The intent of these two post are to: (1) provide a simple and concise description of data virtualization; and (2) share advice from those who have gone through the process successfully.  The advice comes from interviews with corporate customers who have first-hand experience with selecting, purchasing, implementing, managing, and being accountable for corporate wide data virtualization projects.

Framing the Conversation

For the purposes of this conversation, you have lots of data from lots of different sources (some structured like SQL, others unstructured like Twitter feeds or PDF documents).  You are looking for a strategy that will facilitate business growth by allowing users to access and leverage the entire data landscape.

This conversation is about data integration.  Topics like big data, data formats/languages, structured/unstructured, document stores, appliances, in-memory caching, warehouses, statistical analytics, etc. are secondary to the central question of how best to integrate all of the data in a way that will create business value.

What is Data Virtualization?

Data virtualization is middleware that provides a virtual data layer between disparate data sources and front end applications that use the data.

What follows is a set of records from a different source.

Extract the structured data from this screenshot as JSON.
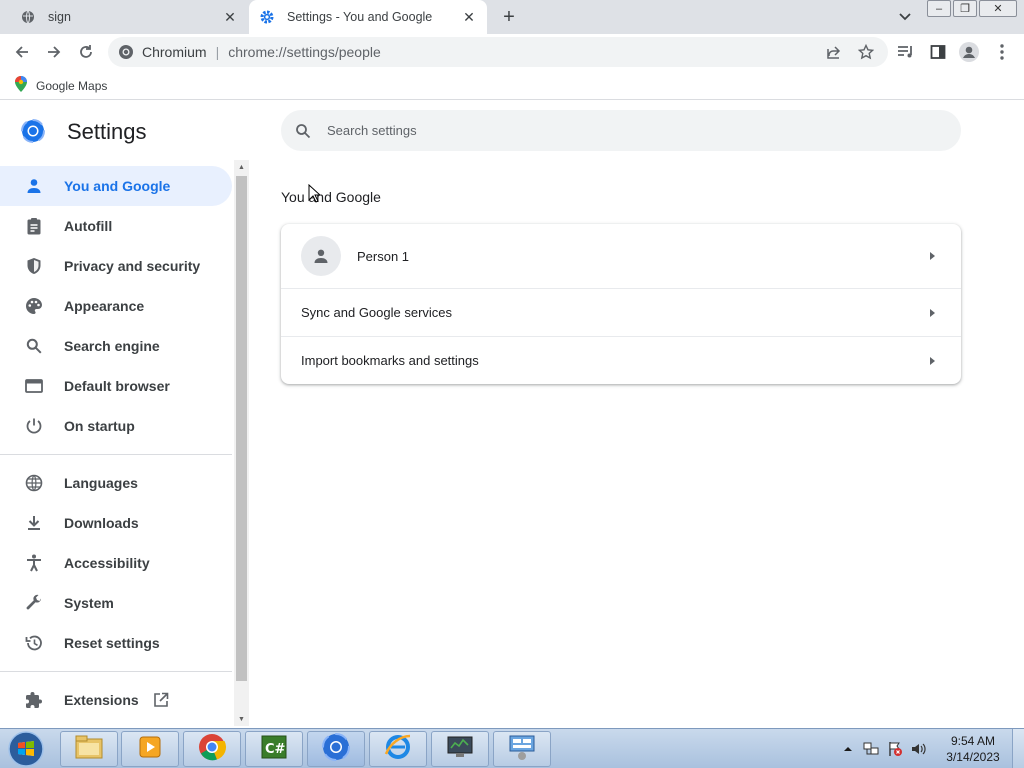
{
  "tabs": [
    {
      "title": "sign",
      "close": "✕"
    },
    {
      "title": "Settings - You and Google",
      "close": "✕"
    }
  ],
  "new_tab": "+",
  "window_buttons": {
    "minimize": "–",
    "restore": "❐",
    "close": "✕"
  },
  "omnibox": {
    "site": "Chromium",
    "separator": "|",
    "url": "chrome://settings/people"
  },
  "bookmarks": [
    {
      "label": "Google Maps"
    }
  ],
  "settings": {
    "title": "Settings",
    "search_placeholder": "Search settings",
    "nav_primary": [
      {
        "label": "You and Google",
        "icon": "person-icon",
        "active": true
      },
      {
        "label": "Autofill",
        "icon": "clipboard-icon"
      },
      {
        "label": "Privacy and security",
        "icon": "shield-icon"
      },
      {
        "label": "Appearance",
        "icon": "palette-icon"
      },
      {
        "label": "Search engine",
        "icon": "search-icon"
      },
      {
        "label": "Default browser",
        "icon": "browser-icon"
      },
      {
        "label": "On startup",
        "icon": "power-icon"
      }
    ],
    "nav_secondary": [
      {
        "label": "Languages",
        "icon": "globe-icon"
      },
      {
        "label": "Downloads",
        "icon": "download-icon"
      },
      {
        "label": "Accessibility",
        "icon": "accessibility-icon"
      },
      {
        "label": "System",
        "icon": "wrench-icon"
      },
      {
        "label": "Reset settings",
        "icon": "history-icon"
      }
    ],
    "nav_extensions": {
      "label": "Extensions",
      "icon": "puzzle-icon"
    },
    "section_title": "You and Google",
    "card_rows": [
      {
        "label": "Person 1"
      },
      {
        "label": "Sync and Google services"
      },
      {
        "label": "Import bookmarks and settings"
      }
    ]
  },
  "taskbar": {
    "apps": [
      "explorer-icon",
      "media-player-icon",
      "chrome-icon",
      "csharp-icon",
      "chromium-icon",
      "ie-icon",
      "monitor-icon",
      "control-panel-icon"
    ],
    "time": "9:54 AM",
    "date": "3/14/2023"
  },
  "colors": {
    "accent": "#1a73e8",
    "active_bg": "#e8f0fe",
    "tabstrip": "#dee1e6"
  }
}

See the diagram below.  Placed above the (in yellow) virtual layer are connections to consumer facing applications (A and B).  Below the layer are multiple data sources (1, 2, 3, and 4) .  In the middle are data views and functions that transform the source data into outputs that are tailored to the needs of each consumer application.  In this diagram, the consumer facing applications need a combination of data from different sources.  There are three important points to make.

The Secret Sauce:  Each vendor handles data virtualization solutions differently with regard to data integrity, optimization, connectivity, and security.

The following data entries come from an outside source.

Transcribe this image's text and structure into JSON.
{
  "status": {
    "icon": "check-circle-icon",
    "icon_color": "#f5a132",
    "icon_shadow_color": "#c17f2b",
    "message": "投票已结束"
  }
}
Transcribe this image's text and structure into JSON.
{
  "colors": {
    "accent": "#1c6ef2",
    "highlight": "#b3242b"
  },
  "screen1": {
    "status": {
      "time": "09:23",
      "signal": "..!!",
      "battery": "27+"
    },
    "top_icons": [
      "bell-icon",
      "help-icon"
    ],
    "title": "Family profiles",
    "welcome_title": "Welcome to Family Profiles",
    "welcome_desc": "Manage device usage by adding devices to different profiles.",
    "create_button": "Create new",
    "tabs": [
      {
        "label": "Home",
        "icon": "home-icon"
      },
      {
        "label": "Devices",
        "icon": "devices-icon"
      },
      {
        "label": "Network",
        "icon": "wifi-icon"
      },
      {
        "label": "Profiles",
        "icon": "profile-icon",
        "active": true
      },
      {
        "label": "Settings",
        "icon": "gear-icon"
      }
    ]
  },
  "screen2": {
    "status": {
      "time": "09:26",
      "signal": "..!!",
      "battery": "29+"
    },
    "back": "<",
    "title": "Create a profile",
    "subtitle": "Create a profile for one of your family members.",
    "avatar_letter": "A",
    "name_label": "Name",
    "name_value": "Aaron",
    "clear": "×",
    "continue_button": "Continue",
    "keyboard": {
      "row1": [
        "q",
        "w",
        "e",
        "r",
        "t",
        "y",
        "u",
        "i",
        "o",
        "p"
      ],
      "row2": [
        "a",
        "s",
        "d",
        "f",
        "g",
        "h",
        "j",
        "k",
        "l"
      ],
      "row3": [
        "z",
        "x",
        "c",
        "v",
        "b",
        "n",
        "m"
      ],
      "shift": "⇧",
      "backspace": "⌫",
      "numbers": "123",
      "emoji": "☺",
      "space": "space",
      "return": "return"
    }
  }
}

The Secret Sauce:  Each vendor handles data virtualization solutions differently with regard to data integrity, optimization, connectivity, and security.

First, the data views and functions in the middle access only the relevant data sources.  For example, if application “A” needs combined data from data source “1” and “3”, data virtualization  fetches only the required data from those sources.  It doesn’t copy all of the data from sources “1” and “3”, and it doesn't touch sources “2” and “4” (which, in this case, are used by application “B”).

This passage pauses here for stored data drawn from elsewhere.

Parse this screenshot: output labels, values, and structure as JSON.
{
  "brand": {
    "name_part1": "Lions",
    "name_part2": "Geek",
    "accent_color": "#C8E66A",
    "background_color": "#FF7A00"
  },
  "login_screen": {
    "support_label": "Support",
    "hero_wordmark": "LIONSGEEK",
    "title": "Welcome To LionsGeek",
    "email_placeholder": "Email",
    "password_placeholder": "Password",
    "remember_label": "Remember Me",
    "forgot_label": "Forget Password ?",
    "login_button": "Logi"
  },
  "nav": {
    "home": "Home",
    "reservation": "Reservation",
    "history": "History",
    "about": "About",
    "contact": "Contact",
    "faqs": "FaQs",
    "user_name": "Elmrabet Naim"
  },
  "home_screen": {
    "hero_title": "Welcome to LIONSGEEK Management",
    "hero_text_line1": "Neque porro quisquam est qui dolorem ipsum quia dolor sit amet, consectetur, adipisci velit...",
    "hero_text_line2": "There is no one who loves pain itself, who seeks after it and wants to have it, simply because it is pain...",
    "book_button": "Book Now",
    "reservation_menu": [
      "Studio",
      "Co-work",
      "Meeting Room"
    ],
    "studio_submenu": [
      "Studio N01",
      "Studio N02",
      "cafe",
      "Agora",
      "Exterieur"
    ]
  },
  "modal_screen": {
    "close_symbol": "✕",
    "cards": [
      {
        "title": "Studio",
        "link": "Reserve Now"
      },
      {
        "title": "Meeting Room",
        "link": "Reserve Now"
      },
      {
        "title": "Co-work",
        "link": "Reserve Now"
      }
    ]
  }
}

Second, data is fetched only when the data is needed.  The process of requesting, accessing, transforming, and assembling the data into what the consumer application needs is on demand.

Third, the data sources remain in their original space and format. They are not physically extracted, transformed, and loaded into one large data store (see footnote 1 below).

The Secret Sauce

What is the jar in the middle of the diagram?  That is the secret sauce.  Each vendor handles solutions differently with regard to data integrity, optimization, connectivity, and security.

At each data source, you have probably already addressed concerns such as performance, security, atomicity, consistency, isolation, durability, availability, etc..  The measure of a data virtualization product is how well it lets you leverage all of that good work, expand upon it, and consistently apply it across the organization.

Summary

With data virtualization, the data consumers are decoupled from the data sources.  In doing so, the complexity of integrating and vending data is reduced (if you do it well).

If, after you fully understand your business needs, you have decided that data virtualization is a data integration strategy that you want to pursue, either on it’s own or as part of a hybrid strategy, then the next step is to evaluate the solutions that are out there.

The secrets in the sauce—are each vendor’s approach to data integrity, optimal query performance, security, and making data available to the business. When evaluating vendors, be sure to get a good taste of the sauce.

In part 2 of this post,  I share advice from those who have gone through this process successfully.


Footnotes

  1. Compare this to a data warehouse.  With a data warehouse, all of your data is periodically copied into a separate system in advance and assembled into well formed data models that will ensure support for all defined requirements.  This is especially good if you need time-series analysis that requires a persistent view of historical data for comparison.  However, data warehouses are difficult to adjust as business strategies evolve.  Data virtualization is much more agile but it may not provide the intense historic capacity you may need. (go back)